Factors That Affect How Long It Takes
Beyond age, several things influence how quickly conception happens. Irregular or absent periods often signal irregular ovulation, which makes timing harder and can reduce the number of fertile cycles per year. Conditions like polycystic ovary syndrome, thyroid disorders, and endometriosis can all affect fertility on the female side. On the male side, sperm count, motility, and shape matter. Lifestyle factors like smoking, heavy alcohol use, obesity, and chronic stress can reduce fertility for both partners.
Frequency and timing of sex play a surprisingly large role. Couples who have sex only once or twice a month, or who consistently miss the fertile window, will naturally take longer to conceive even if nothing is medically wrong. Regular sex every two to three days throughout the cycle is a simple way to cover the fertile window without needing to track anything precisely.

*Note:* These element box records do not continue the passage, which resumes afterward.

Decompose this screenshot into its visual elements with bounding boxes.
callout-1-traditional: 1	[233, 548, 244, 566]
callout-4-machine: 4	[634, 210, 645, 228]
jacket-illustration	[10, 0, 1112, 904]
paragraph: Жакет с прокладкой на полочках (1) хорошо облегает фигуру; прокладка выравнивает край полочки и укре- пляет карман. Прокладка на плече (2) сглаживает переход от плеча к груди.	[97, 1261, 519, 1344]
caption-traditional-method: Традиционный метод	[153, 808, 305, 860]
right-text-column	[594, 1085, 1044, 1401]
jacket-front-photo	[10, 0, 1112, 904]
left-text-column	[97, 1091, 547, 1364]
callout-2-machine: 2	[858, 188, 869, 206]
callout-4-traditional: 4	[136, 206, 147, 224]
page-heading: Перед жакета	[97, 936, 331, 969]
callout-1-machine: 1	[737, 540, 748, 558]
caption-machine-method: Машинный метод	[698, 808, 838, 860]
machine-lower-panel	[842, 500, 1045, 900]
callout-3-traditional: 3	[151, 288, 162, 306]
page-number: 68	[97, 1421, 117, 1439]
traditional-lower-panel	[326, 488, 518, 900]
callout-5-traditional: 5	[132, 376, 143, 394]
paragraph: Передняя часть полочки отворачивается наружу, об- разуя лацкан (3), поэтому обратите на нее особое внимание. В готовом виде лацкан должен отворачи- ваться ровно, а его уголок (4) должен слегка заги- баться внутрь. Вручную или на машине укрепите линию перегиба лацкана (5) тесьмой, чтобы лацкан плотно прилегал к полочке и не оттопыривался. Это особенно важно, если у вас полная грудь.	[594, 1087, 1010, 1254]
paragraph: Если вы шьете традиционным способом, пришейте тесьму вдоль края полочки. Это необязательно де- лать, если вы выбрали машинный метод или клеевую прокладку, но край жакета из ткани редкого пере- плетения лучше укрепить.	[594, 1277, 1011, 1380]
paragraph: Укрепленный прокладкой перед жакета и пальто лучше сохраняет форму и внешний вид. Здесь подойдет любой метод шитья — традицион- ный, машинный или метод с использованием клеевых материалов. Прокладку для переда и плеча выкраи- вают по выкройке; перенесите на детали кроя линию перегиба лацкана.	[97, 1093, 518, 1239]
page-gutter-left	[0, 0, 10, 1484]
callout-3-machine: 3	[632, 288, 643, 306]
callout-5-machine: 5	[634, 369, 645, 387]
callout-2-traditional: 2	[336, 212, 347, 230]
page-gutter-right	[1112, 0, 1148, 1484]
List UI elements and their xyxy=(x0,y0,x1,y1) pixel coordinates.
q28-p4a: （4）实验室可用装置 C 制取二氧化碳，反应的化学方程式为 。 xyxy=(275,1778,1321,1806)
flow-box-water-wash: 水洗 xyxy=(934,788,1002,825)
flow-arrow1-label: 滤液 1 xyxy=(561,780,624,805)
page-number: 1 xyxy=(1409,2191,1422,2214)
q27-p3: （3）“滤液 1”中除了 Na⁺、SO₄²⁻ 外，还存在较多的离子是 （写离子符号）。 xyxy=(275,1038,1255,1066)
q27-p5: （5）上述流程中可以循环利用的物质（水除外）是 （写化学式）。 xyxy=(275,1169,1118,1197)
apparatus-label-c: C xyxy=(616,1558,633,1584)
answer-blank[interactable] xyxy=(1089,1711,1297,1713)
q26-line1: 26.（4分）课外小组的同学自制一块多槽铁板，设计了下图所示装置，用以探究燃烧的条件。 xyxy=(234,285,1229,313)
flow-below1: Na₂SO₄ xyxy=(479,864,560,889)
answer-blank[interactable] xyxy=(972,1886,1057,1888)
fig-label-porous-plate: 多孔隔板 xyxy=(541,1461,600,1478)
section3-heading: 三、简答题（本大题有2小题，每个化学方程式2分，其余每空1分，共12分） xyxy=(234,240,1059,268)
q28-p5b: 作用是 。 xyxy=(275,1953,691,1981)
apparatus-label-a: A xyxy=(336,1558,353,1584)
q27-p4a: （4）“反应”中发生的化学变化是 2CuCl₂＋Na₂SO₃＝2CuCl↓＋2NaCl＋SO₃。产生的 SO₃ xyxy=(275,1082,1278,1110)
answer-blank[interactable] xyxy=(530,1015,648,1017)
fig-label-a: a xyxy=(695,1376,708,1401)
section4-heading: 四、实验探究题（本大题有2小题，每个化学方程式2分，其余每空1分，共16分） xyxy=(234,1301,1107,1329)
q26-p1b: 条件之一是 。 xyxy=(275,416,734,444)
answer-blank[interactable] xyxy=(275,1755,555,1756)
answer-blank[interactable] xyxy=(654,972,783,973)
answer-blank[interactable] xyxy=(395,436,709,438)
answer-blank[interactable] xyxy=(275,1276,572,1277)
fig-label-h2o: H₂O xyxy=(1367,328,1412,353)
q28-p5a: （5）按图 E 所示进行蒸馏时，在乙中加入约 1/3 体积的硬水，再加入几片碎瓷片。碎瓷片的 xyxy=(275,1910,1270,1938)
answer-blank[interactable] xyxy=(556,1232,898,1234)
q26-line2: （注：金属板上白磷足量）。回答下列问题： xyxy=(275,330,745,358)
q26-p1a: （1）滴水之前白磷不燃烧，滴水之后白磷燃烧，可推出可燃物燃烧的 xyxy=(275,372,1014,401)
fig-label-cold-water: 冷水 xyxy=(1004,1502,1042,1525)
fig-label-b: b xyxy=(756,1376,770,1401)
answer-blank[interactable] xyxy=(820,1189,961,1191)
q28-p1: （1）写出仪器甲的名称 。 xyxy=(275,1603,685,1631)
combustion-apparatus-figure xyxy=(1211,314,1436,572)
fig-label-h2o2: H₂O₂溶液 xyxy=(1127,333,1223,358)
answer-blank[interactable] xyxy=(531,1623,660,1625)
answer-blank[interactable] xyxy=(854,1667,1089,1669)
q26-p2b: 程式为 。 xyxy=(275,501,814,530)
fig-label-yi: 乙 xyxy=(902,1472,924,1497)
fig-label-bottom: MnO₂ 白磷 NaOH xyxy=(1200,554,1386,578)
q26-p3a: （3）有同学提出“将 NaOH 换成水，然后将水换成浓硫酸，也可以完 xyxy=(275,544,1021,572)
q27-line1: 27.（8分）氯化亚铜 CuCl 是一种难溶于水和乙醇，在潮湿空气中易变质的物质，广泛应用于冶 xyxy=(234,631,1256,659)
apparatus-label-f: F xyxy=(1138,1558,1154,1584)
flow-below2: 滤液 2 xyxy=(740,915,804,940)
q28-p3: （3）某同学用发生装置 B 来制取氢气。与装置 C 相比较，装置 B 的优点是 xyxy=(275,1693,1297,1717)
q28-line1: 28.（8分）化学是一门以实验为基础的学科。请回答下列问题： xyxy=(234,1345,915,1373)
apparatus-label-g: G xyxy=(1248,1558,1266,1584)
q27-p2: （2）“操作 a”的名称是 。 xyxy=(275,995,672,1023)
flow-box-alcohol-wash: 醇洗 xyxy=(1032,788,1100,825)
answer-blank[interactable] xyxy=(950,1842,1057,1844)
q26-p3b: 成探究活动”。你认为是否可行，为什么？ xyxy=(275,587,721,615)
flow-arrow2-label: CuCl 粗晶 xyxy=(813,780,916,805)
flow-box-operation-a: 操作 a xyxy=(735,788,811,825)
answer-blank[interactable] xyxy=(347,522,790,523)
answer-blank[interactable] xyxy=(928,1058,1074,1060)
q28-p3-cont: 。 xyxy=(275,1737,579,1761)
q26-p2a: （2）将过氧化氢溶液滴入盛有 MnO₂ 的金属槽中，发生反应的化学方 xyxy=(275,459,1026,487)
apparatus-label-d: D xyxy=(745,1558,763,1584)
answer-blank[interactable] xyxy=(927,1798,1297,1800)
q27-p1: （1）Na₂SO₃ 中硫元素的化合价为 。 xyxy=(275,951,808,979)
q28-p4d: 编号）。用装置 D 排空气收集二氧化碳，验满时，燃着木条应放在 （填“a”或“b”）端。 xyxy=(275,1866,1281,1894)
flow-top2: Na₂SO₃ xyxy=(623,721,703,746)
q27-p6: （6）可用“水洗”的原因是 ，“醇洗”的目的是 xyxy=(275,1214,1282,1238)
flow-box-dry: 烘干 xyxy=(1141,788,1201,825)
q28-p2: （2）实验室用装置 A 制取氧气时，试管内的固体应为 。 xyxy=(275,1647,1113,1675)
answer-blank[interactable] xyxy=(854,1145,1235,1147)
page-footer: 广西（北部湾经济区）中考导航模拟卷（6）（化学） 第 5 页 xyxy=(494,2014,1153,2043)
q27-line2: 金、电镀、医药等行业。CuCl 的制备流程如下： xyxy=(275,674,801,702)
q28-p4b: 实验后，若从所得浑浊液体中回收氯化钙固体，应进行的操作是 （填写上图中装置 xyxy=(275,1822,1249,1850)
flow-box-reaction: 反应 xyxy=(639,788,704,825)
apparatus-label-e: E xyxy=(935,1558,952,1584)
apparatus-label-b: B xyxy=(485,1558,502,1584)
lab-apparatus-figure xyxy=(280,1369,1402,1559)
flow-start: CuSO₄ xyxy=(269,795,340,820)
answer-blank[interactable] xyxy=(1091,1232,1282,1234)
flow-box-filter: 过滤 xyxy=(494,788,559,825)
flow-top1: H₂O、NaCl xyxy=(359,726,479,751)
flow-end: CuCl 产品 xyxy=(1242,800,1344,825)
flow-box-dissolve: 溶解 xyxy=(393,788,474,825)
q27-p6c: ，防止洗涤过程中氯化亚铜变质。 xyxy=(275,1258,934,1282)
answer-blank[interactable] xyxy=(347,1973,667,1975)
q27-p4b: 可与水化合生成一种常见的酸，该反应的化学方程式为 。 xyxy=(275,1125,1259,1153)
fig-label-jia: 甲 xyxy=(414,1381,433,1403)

When the Timeline Feels Too Long
General guidelines from the American Society for Reproductive Medicine recommend a fertility evaluation after 12 months of trying for women under 35, and after 6 months for women 35 and older. For women over 40, earlier evaluation is often appropriate given the steeper decline in fertility. If you have a known condition associated with infertility, such as a history of pelvic surgery, irregular cycles, or a partner with known sperm issues, evaluation can start right away regardless of age.
A basic fertility workup typically involves blood tests to check hormone levels, an imaging study to look at the uterus and fallopian tubes, and a semen analysis. These tests can identify common issues relatively quickly and help determine whether treatment could shorten your timeline.